Widening HIV drug access: $100 triple therapy now within reach
Prices should fall within the next few months if the volumes of antiretrovirals ordered are increased.
9 August 2002
The MSF report 'Untangling the web of price reductions', published in July, highlights the differences between companies in eligibility criteria for reduced price drugs as well asthe degree to which countries at the same economic level are being offered radically divergent prices for the same drugs.
As UNAIDS highlights the fact that only 32,000 people in resource-limited countries are receiving antiretroviral therapy, a satellite meeting at the Fourteenth World AIDS Conference organised by Medecins Sans Frontieres (MSF) and Health GAP Coalition heard that obstacles to drug supply need to be addressed at an international level, with leadership from institutions such as UNICEF and the World Health Organisation (WHO).
Carmen Casas Perez of MSF told the meeting that it was realistic to assume that the price of triple therapy could be brought below $100 a year within the next months if the volumes of antiretrovirals ordered are increased, offering clear hope that affordability will improve. She reminded delegates that MSF had set the target of a drug combination for $250-300 at the Durban World AIDS Conference in 2000, and that goal had been achieved.
MSF is proposing an approach called Equitable Access, which would establish global guidelines designed to ensure that:
Price reductions are offered equitably to countries with the same level of resources, and with agreed criteria shared by all companies (including generic manufacturers) over who qualifies for offers of price reductions.
Producers of generic antiretrovirals are reviewed by the World Health Organisation in order to provide quality assurance to governments who are unable to do this for themselves.
Technology transfer from current generic producers and brand-name producers of antiretrovirals is supported, to allow more countries to scale up local production of antiretrovirals.
Centralised procurement becomes a reality, driving down the price of antiretrovirals more rapidly.
Competition between generic and proprietary producers is preserved, and competition between generic producers is also encouraged. Competition at both levels has already served to drive down prices.
Inequitable price reductions
A survey published in July by MSF highlights the degree to which countries at the same economic level are being offered radically divergent prices for the same drugs. Whilst Guatemala is being offered nelfinavir at a cost of $8,300 per year, Brazil has been able to negotiate the price down to $2,336 per year, and other countries have been offered the drug at approximately $3,100 per year, according to Carmen Casas Perez of MSF.
There are also big differences between the best prices obtainable for different triple combinations based on AZT/3TC. Whilst a generic combination of AZT/3TC and nevirapine is available at $316 from generic manufacturers, the most expensive AZT/3TC based combination is the one that includes abacavir, offered at $2,409 by Glaxo SmithKline.
The MSF report 'Untangling the web of price reductions' also highlights the differences between companies in eligibility criteria for reduced price drugs. For example, while abacavir is offered at $1,387 a year to least developed countries by Glaxo Smith Kline, the price is negotiated on an individual basis with middle income countries.

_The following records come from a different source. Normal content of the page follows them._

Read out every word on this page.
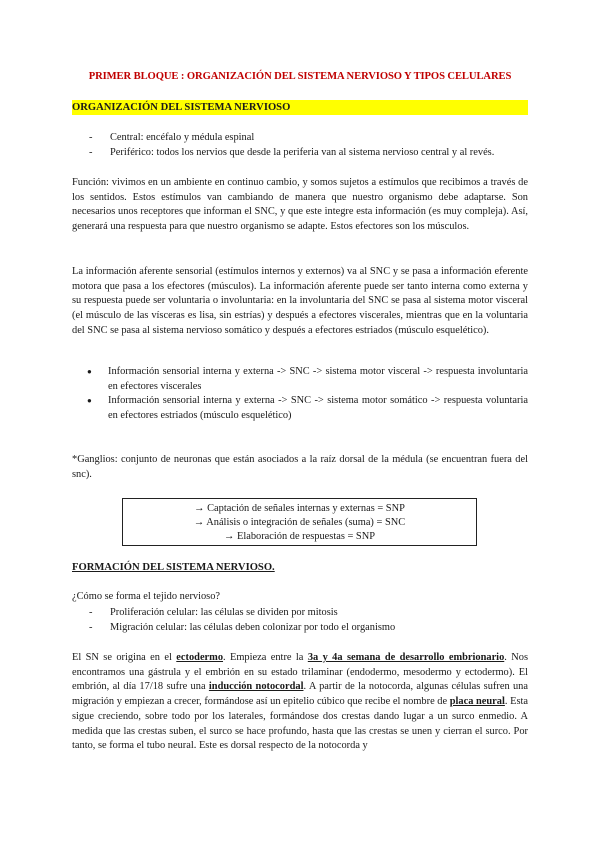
PRIMER BLOQUE : ORGANIZACIÓN DEL SISTEMA NERVIOSO Y TIPOS CELULARES
ORGANIZACIÓN DEL SISTEMA NERVIOSO
- Central: encéfalo y médula espinal
- Periférico: todos los nervios que desde la periferia van al sistema nervioso central y al revés.

Función: vivimos en un ambiente en continuo cambio, y somos sujetos a estímulos que recibimos a través de los sentidos. Estos estímulos van cambiando de manera que nuestro organismo debe adaptarse. Son necesarios unos receptores que informan el SNC, y que este integre esta información (es muy compleja). Así, generará una respuesta para que nuestro organismo se adapte. Estos efectores son los músculos.

La información aferente sensorial (estímulos internos y externos) va al SNC y se pasa a información eferente motora que pasa a los efectores (músculos). La información aferente puede ser tanto interna como externa y su respuesta puede ser voluntaria o involuntaria: en la involuntaria del SNC se pasa al sistema motor visceral (el músculo de las vísceras es lisa, sin estrías) y después a efectores viscerales, mientras que en la voluntaria del SNC se pasa al sistema nervioso somático y después a efectores estriados (músculo esquelético).

● Información sensorial interna y externa -> SNC -> sistema motor visceral -> respuesta involuntaria en efectores viscerales
● Información sensorial interna y externa -> SNC -> sistema motor somático -> respuesta voluntaria en efectores estriados (músculo esquelético)

*Ganglios: conjunto de neuronas que están asociados a la raíz dorsal de la médula (se encuentran fuera del snc).

→ Captación de señales internas y externas = SNP
→ Análisis o integración de señales (suma) = SNC
→ Elaboración de respuestas = SNP
FORMACIÓN DEL SISTEMA NERVIOSO.

¿Cómo se forma el tejido nervioso?

- Proliferación celular: las células se dividen por mitosis
- Migración celular: las células deben colonizar por todo el organismo

El SN se origina en el ectodermo. Empieza entre la 3a y 4a semana de desarrollo embrionario. Nos encontramos una gástrula y el embrión en su estado trilaminar (endodermo, mesodermo y ectodermo). El embrión, al día 17/18 sufre una inducción notocordal. A partir de la notocorda, algunas células sufren una migración y empiezan a crecer, formándose así un epitelio cúbico que recibe el nombre de placa neural. Esta sigue creciendo, sobre todo por los laterales, formándose dos crestas dando lugar a un surco enmedio. A medida que las crestas suben, el surco se hace profundo, hasta que las crestas se unen y cierran el surco. Por tanto, se forma el tubo neural. Este es dorsal respecto de la notocorda y
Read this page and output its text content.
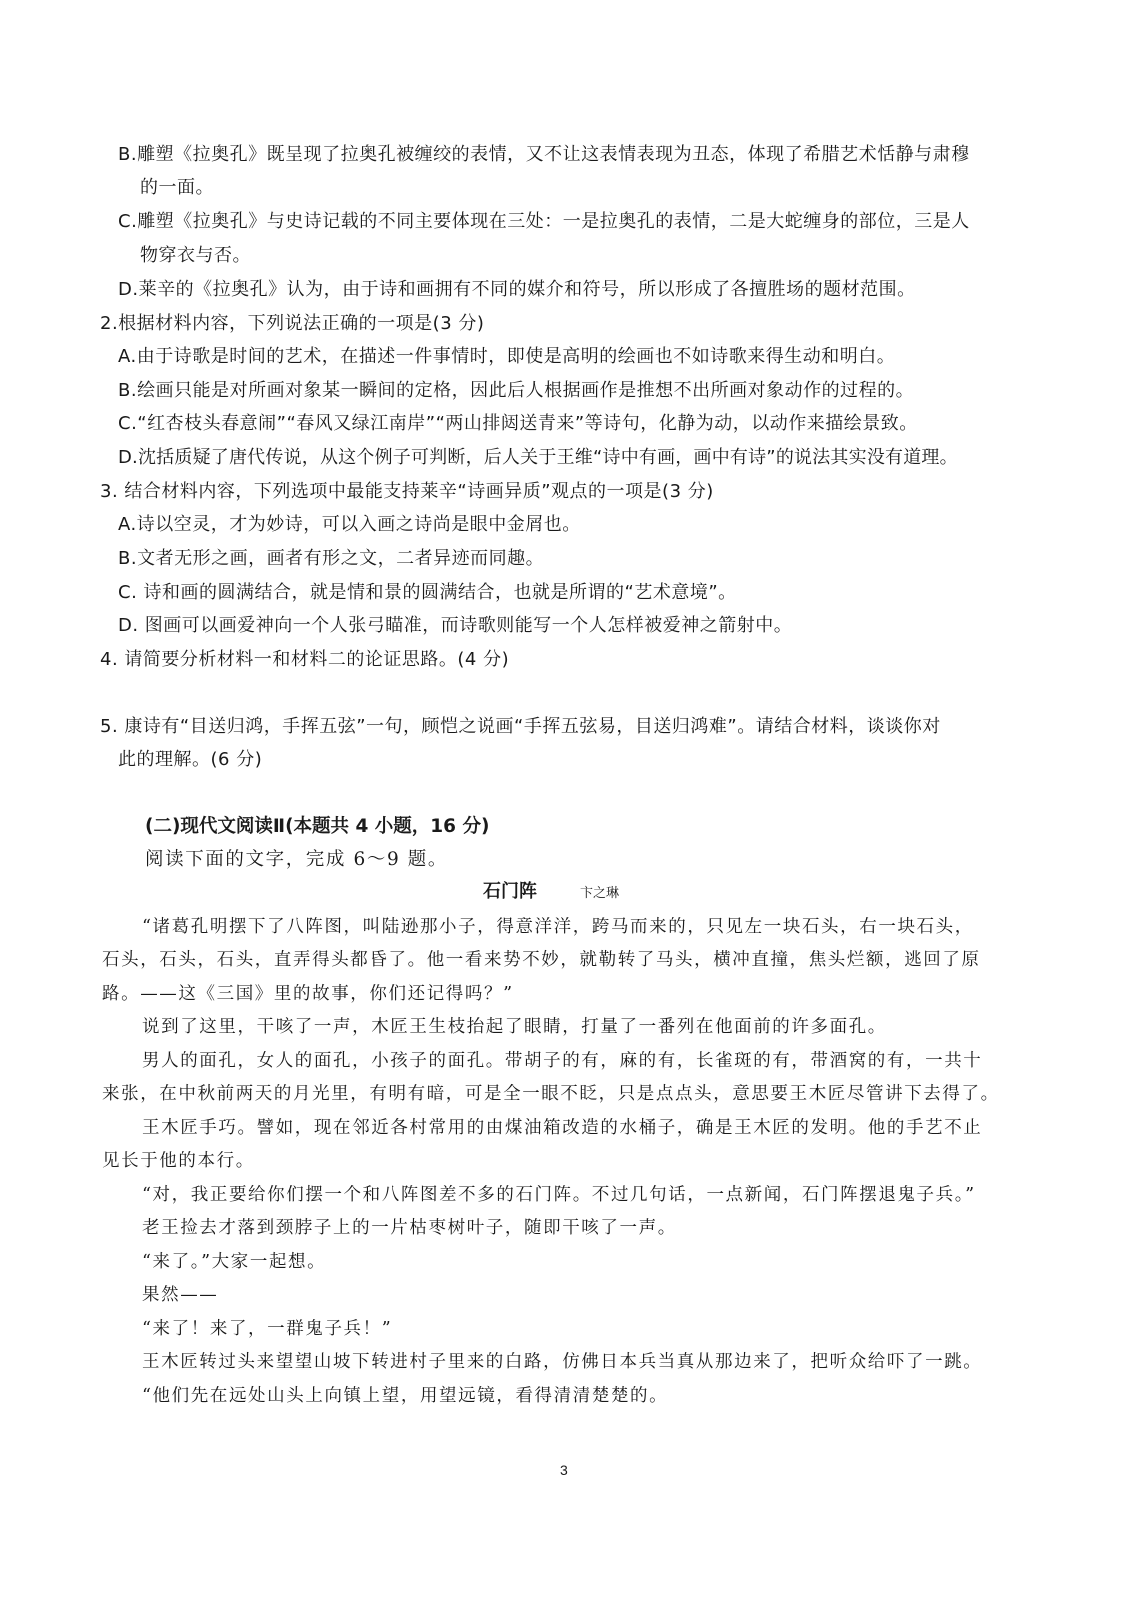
B.雕塑《拉奥孔》既呈现了拉奥孔被缠绞的表情，又不让这表情表现为丑态，体现了希腊艺术恬静与肃穆
的一面。
C.雕塑《拉奥孔》与史诗记载的不同主要体现在三处：一是拉奥孔的表情，二是大蛇缠身的部位，三是人
物穿衣与否。
D.莱辛的《拉奥孔》认为，由于诗和画拥有不同的媒介和符号，所以形成了各擅胜场的题材范围。
2.根据材料内容，下列说法正确的一项是(3 分)
A.由于诗歌是时间的艺术，在描述一件事情时，即使是高明的绘画也不如诗歌来得生动和明白。
B.绘画只能是对所画对象某一瞬间的定格，因此后人根据画作是推想不出所画对象动作的过程的。
C.“红杏枝头春意闹”“春风又绿江南岸”“两山排闼送青来”等诗句，化静为动，以动作来描绘景致。
D.沈括质疑了唐代传说，从这个例子可判断，后人关于王维“诗中有画，画中有诗”的说法其实没有道理。
3. 结合材料内容，下列选项中最能支持莱辛“诗画异质”观点的一项是(3 分)
A.诗以空灵，才为妙诗，可以入画之诗尚是眼中金屑也。
B.文者无形之画，画者有形之文，二者异迹而同趣。
C. 诗和画的圆满结合，就是情和景的圆满结合，也就是所谓的“艺术意境”。
D. 图画可以画爱神向一个人张弓瞄准，而诗歌则能写一个人怎样被爱神之箭射中。
4. 请简要分析材料一和材料二的论证思路。(4 分)
5. 康诗有“目送归鸿，手挥五弦”一句，顾恺之说画“手挥五弦易，目送归鸿难”。请结合材料，谈谈你对
此的理解。(6 分)
(二)现代文阅读Ⅱ(本题共 4 小题，16 分)
阅读下面的文字，完成 6～9 题。
石门阵	卞之琳
“诸葛孔明摆下了八阵图，叫陆逊那小子，得意洋洋，跨马而来的，只见左一块石头，右一块石头，
石头，石头，石头，直弄得头都昏了。他一看来势不妙，就勒转了马头，横冲直撞，焦头烂额，逃回了原
路。——这《三国》里的故事，你们还记得吗？”
说到了这里，干咳了一声，木匠王生枝抬起了眼睛，打量了一番列在他面前的许多面孔。
男人的面孔，女人的面孔，小孩子的面孔。带胡子的有，麻的有，长雀斑的有，带酒窝的有，一共十
来张，在中秋前两天的月光里，有明有暗，可是全一眼不眨，只是点点头，意思要王木匠尽管讲下去得了。
王木匠手巧。譬如，现在邻近各村常用的由煤油箱改造的水桶子，确是王木匠的发明。他的手艺不止
见长于他的本行。
“对，我正要给你们摆一个和八阵图差不多的石门阵。不过几句话，一点新闻，石门阵摆退鬼子兵。”
老王捡去才落到颈脖子上的一片枯枣树叶子，随即干咳了一声。
“来了。”大家一起想。
果然——
“来了！来了，一群鬼子兵！”
王木匠转过头来望望山坡下转进村子里来的白路，仿佛日本兵当真从那边来了，把听众给吓了一跳。
“他们先在远处山头上向镇上望，用望远镜，看得清清楚楚的。
3
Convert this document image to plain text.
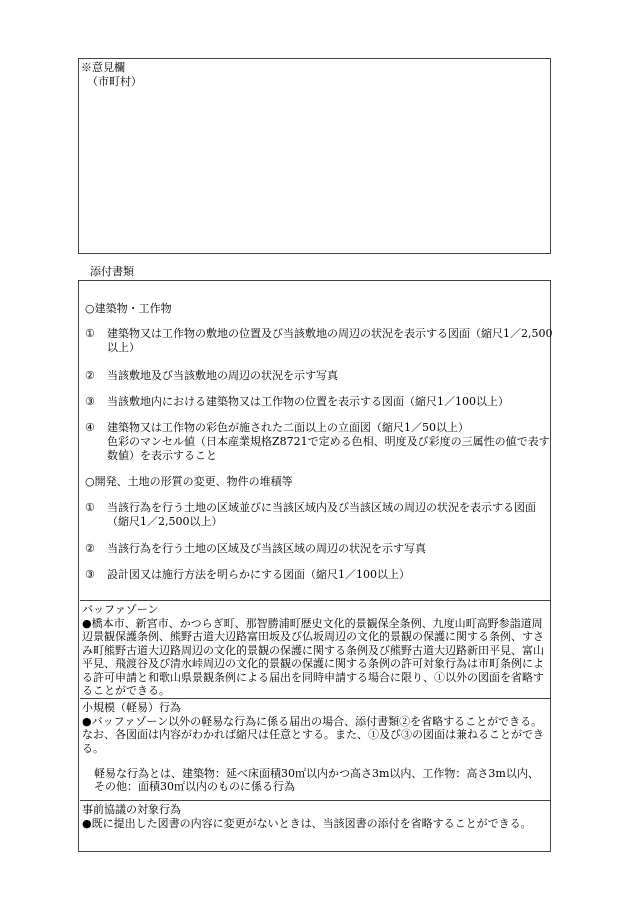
※意見欄
（市町村）
添付書類
○建築物・工作物
①	建築物又は工作物の敷地の位置及び当該敷地の周辺の状況を表示する図面（縮尺1／2,500以上）
②	当該敷地及び当該敷地の周辺の状況を示す写真
③	当該敷地内における建築物又は工作物の位置を表示する図面（縮尺1／100以上）
④	建築物又は工作物の彩色が施された二面以上の立面図（縮尺1／50以上）
色彩のマンセル値（日本産業規格Z8721で定める色相、明度及び彩度の三属性の値で表す数値）を表示すること
○開発、土地の形質の変更、物件の堆積等
①	当該行為を行う土地の区域並びに当該区域内及び当該区域の周辺の状況を表示する図面（縮尺1／2,500以上）
②	当該行為を行う土地の区域及び当該区域の周辺の状況を示す写真
③	設計図又は施行方法を明らかにする図面（縮尺1／100以上）
バッファゾーン
●橋本市、新宮市、かつらぎ町、那智勝浦町歴史文化的景観保全条例、九度山町高野参詣道周辺景観保護条例、熊野古道大辺路富田坂及び仏坂周辺の文化的景観の保護に関する条例、すさみ町熊野古道大辺路周辺の文化的景観の保護に関する条例及び熊野古道大辺路新田平見、富山平見、飛渡谷及び清水峠周辺の文化的景観の保護に関する条例の許可対象行為は市町条例による許可申請と和歌山県景観条例による届出を同時申請する場合に限り、①以外の図面を省略することができる。
小規模（軽易）行為
●バッファゾーン以外の軽易な行為に係る届出の場合、添付書類②を省略することができる。なお、各図面は内容がわかれば縮尺は任意とする。また、①及び③の図面は兼ねることができる。
軽易な行為とは、建築物：延べ床面積30㎡以内かつ高さ3m以内、工作物：高さ3m以内、その他：面積30㎡以内のものに係る行為
事前協議の対象行為
●既に提出した図書の内容に変更がないときは、当該図書の添付を省略することができる。
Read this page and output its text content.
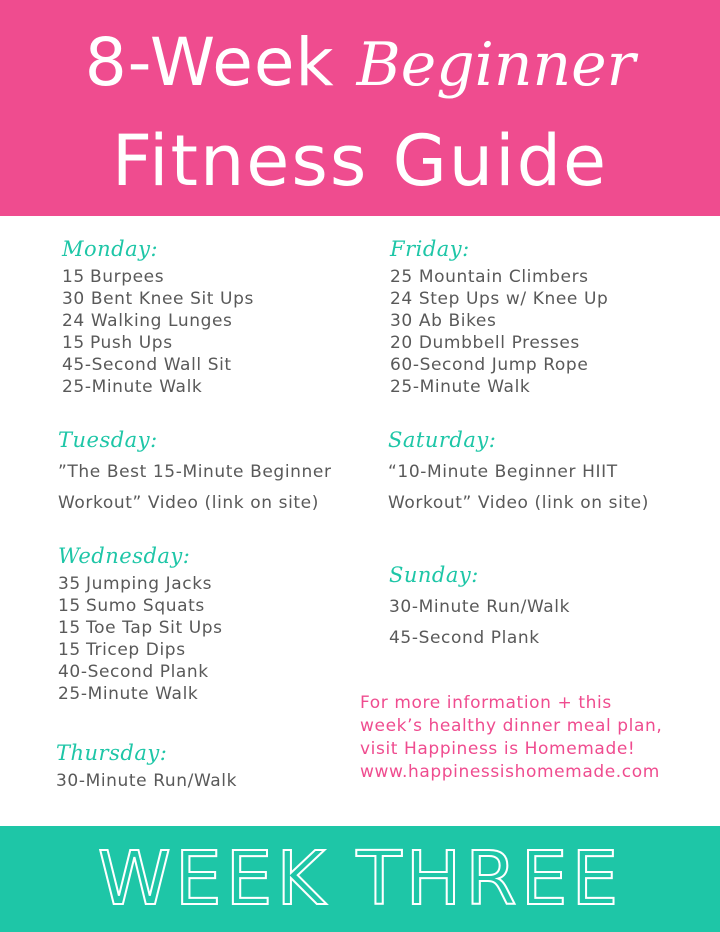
8-Week Beginner
Fitness Guide
Monday:
15 Burpees
30 Bent Knee Sit Ups
24 Walking Lunges
15 Push Ups
45-Second Wall Sit
25-Minute Walk
Tuesday:
”The Best 15-Minute Beginner
Workout” Video (link on site)
Wednesday:
35 Jumping Jacks
15 Sumo Squats
15 Toe Tap Sit Ups
15 Tricep Dips
40-Second Plank
25-Minute Walk
Thursday:
30-Minute Run/Walk
Friday:
25 Mountain Climbers
24 Step Ups w/ Knee Up
30 Ab Bikes
20 Dumbbell Presses
60-Second Jump Rope
25-Minute Walk
Saturday:
“10-Minute Beginner HIIT
Workout” Video (link on site)
Sunday:
30-Minute Run/Walk
45-Second Plank
For more information + this
week’s healthy dinner meal plan,
visit Happiness is Homemade!
www.happinessishomemade.com
WEEK THREE
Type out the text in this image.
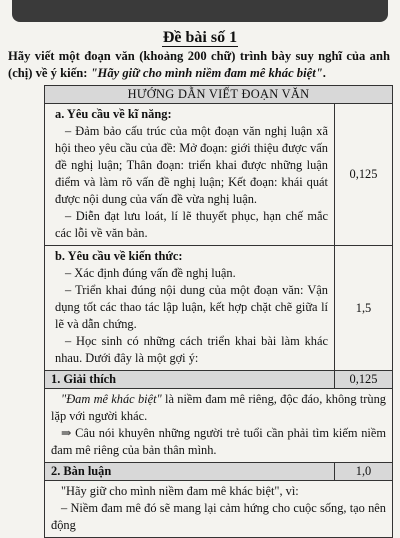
Đề bài số 1
Hãy viết một đoạn văn (khoảng 200 chữ) trình bày suy nghĩ của anh (chị) về ý kiến: "Hãy giữ cho mình niềm đam mê khác biệt".
HƯỚNG DẪN VIẾT ĐOẠN VĂN	

a. Yêu cầu về kĩ năng:

– Đảm bảo cấu trúc của một đoạn văn nghị luận xã hội theo yêu cầu của đề: Mở đoạn: giới thiệu được vấn đề nghị luận; Thân đoạn: triển khai được những luận điểm và làm rõ vấn đề nghị luận; Kết đoạn: khái quát được nội dung của vấn đề vừa nghị luận.

– Diễn đạt lưu loát, lí lẽ thuyết phục, hạn chế mắc các lỗi về văn bản.	0,125

b. Yêu cầu về kiến thức:

– Xác định đúng vấn đề nghị luận.

– Triển khai đúng nội dung của một đoạn văn: Vận dụng tốt các thao tác lập luận, kết hợp chặt chẽ giữa lí lẽ và dẫn chứng.

– Học sinh có những cách triển khai bài làm khác nhau. Dưới đây là một gợi ý:	1,5
1. Giải thích	0,125

"Đam mê khác biệt" là niềm đam mê riêng, độc đáo, không trùng lặp với người khác.

⇒ Câu nói khuyên những người trẻ tuổi cần phải tìm kiếm niềm đam mê riêng của bản thân mình.	

2. Bàn luận	1,0

"Hãy giữ cho mình niềm đam mê khác biệt", vì:

– Niềm đam mê đó sẽ mang lại cảm hứng cho cuộc sống, tạo nên động	
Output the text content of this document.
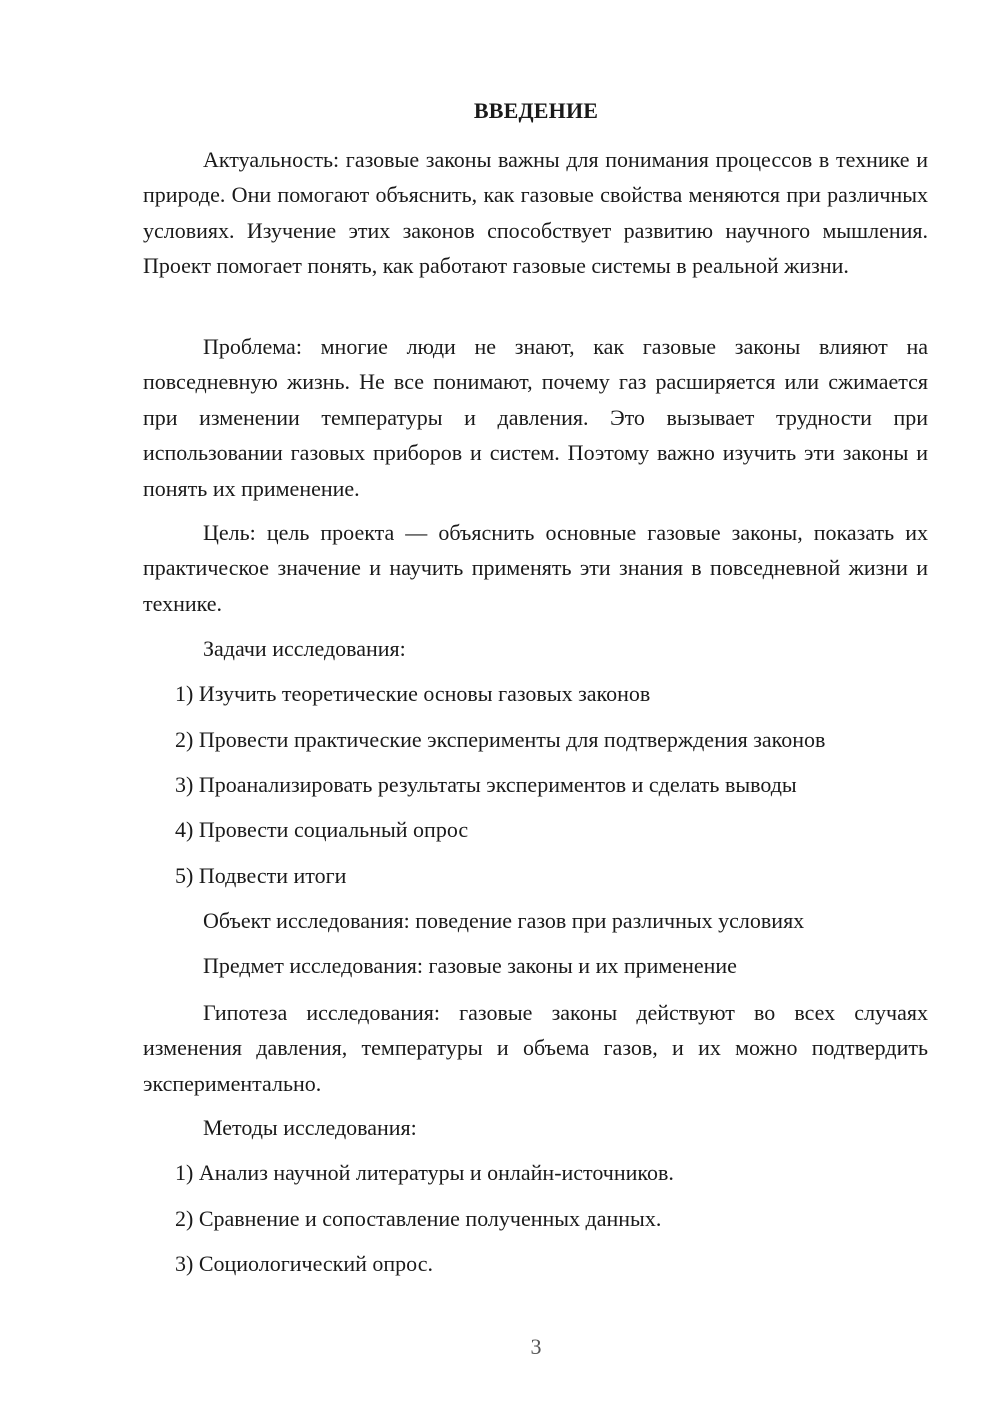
ВВЕДЕНИЕ

Актуальность: газовые законы важны для понимания процессов в технике и природе. Они помогают объяснить, как газовые свойства меняются при различных условиях. Изучение этих законов способствует развитию научного мышления. Проект помогает понять, как работают газовые системы в реальной жизни.

Проблема: многие люди не знают, как газовые законы влияют на повседневную жизнь. Не все понимают, почему газ расширяется или сжимается при изменении температуры и давления. Это вызывает трудности при использовании газовых приборов и систем. Поэтому важно изучить эти законы и понять их применение.

Цель: цель проекта — объяснить основные газовые законы, показать их практическое значение и научить применять эти знания в повседневной жизни и технике.

Задачи исследования:

1) Изучить теоретические основы газовых законов

2) Провести практические эксперименты для подтверждения законов

3) Проанализировать результаты экспериментов и сделать выводы

4) Провести социальный опрос

5) Подвести итоги

Объект исследования: поведение газов при различных условиях

Предмет исследования: газовые законы и их применение

Гипотеза исследования: газовые законы действуют во всех случаях изменения давления, температуры и объема газов, и их можно подтвердить экспериментально.

Методы исследования:

1) Анализ научной литературы и онлайн-источников.

2) Сравнение и сопоставление полученных данных.

3) Социологический опрос.

3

In contrast, Boehringer Ingelheim uses a much broader definition (the World Bank's Low income and lower-middle-income category) to select which countries may benefit from free nevirapine for prevention of mother-to-child transmission.
Pre-qualification of generic producers
The World Health Organisation's efforts to establish the bioequivalence of generic antiretrovirals were described by Hanne Bak Pederson of UNICEF . The scheme, supported by WHO, UNICEF , UNAIDS and MSF, seeks to assess the bioequivalence of any generic used in the treatment of HIV infection and opportunistic illnesses, with companies invited to submit samples and undergo inspection of the manufacturing facility. Certification is then given for the product produced at the inspected site.
However, one difficulty facing generic manufacturers of antiretrovirals is a lack of information about the purity standards of the Active Pharmacuetical Ingredients used to make antiretrovirals, an issue that will become increasingly critical if more players enter the APIs market, and if more countries begin manufacturing their own generic ARVS. WHO plans to establish quality specifications for APIs as part of the ongoing assessement process, which should see new products pre-certified on a regular basis. 160 products have been assessed so far, of which 47 have already been pre-qualified, with further announcements due on a quarterly basis.
Dr Koulla Shero from the Cameroon National AIDS Programme Coordinating Committee described how Cameroon decided to force all antiretrovirals coming into the country, including those sold through private pharmacy routes, to be supplied from a national procurement agency, which has been able to negotiate prices down by more than 50% since 2000. Regional procurement could save even more, since economies of scale would allow further price reductions, and would also make it economical for new producer countries to support regional drug supplies.
Dr Krisana Kraisantu of Thailand's Government Pharmaceutical Organisation reported that competition between suppliers of Active Pharmaceutical Ingredients had helped drive down the price of a triple combination of d4T/3TC/nevirapine to $27 a month.